Gaudi2 Getting Started

This section provides step-by-step instructions for first-time users to run machine learning workloads on Gaudi2 HPUs on the Future Technology Platform.

Initial Setup (One-Time Configuration)

1. Container Environment Setup

# Allocate resources for building the container
salloc -p gaudi --reservation=Gaudi2 --time=01:00:00 --mem=128G --job-name=apptainer-build 
# Gaudi2 can only be accessed in exclusive mode on FTP

# Load Apptainer and build the PyTorch-Habana container
module load apptainer
apptainer build ~/pytorch-habana.sif docker://vault.habana.ai/gaudi-docker/1.21.2/ubuntu22.04/habanalabs/pytorch-installer-2.6.0:latest
mkdir -p "$HOME/datasets" "$HOME/tmp" "$HOME/habana_logs"

Gaudi uses its own fork of PyTorch, and it is best to extract the latest version from the Gaudi Docker image and build a custom .sif file to work with Apptainer.

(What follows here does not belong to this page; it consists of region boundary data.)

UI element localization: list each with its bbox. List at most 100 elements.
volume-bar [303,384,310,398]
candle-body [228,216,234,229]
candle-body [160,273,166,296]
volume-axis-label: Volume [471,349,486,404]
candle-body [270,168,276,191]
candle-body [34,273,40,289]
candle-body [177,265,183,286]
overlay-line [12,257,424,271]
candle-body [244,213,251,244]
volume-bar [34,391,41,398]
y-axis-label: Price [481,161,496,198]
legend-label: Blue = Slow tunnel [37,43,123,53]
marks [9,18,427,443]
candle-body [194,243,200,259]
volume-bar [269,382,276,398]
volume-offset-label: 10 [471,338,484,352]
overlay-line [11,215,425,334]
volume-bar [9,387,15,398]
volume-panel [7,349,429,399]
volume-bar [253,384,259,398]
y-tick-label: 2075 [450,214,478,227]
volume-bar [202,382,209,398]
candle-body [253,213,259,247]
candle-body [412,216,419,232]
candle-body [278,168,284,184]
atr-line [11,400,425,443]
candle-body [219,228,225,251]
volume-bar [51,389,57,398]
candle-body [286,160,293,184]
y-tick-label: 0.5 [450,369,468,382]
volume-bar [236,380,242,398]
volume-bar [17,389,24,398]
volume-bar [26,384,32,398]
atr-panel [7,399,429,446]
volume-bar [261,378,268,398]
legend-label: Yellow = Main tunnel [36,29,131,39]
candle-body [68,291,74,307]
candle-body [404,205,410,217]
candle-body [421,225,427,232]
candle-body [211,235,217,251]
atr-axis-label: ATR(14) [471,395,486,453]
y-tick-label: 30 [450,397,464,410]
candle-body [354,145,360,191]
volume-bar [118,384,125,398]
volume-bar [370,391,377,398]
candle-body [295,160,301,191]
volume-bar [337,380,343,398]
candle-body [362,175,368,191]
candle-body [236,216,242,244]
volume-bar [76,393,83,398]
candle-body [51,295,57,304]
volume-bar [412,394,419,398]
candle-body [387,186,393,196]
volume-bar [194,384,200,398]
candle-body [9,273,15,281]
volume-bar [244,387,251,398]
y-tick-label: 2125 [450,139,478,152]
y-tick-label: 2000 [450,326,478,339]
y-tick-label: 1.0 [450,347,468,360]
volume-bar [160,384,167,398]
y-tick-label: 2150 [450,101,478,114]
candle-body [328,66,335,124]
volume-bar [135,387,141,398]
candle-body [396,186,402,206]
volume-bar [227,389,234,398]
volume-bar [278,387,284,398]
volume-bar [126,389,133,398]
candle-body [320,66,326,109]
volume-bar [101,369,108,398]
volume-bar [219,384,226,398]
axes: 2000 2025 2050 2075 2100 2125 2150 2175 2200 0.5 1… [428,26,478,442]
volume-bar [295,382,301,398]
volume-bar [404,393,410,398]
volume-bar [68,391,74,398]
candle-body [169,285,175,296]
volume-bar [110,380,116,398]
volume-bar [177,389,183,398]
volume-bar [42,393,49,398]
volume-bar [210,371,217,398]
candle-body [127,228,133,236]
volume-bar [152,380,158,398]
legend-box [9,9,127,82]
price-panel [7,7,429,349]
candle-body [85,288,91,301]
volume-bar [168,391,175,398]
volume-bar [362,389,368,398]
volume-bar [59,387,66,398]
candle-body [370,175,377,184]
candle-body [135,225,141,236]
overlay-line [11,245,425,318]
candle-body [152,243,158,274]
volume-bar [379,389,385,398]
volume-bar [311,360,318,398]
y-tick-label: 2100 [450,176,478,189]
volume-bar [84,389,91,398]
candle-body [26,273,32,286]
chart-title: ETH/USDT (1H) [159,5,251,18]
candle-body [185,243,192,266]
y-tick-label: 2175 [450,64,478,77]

You can check the latest PyTorch Docker image files from here: Gaudi Docker Images

2. System Verification

# Enter the container to check system specifications
apptainer shell --cleanenv --contain \
  --bind "$HOME/habana_logs:/var/log/habana_logs" \
  --bind /dev:/dev \
  --env HABANA_LOGS=/var/log/habana_logs \
  "$HOME/pytorch-habana.sif"
# Verify CPU configuration
lscpu | grep -E '^CPU\(s\):|^Socket|^Core'
nproc
# Confirm HPU devices are accessible
ls /dev/accel*
# Test PyTorch HPU integration
python -c "import habana_frameworks.torch.core as ht; print(f'HPU devices: {ht.hpu.device_count()}')"
# Test HPU management system
hl-smi
exit  # Exit container shell

3. Model Repository and Directory Setup

There are several official examples available in the Habana AI GitHub. You can also look at our direct links to the examples here.

# Clone the official model reference repository
git clone https://github.com/HabanaAI/Model-References
Warning

Make sure you exit the reservation before continuing with the code below or make adjustments.

Single HPU Example: MNIST Classification

This example demonstrates basic single-HPU usage with the classic MNIST handwritten digit classification task.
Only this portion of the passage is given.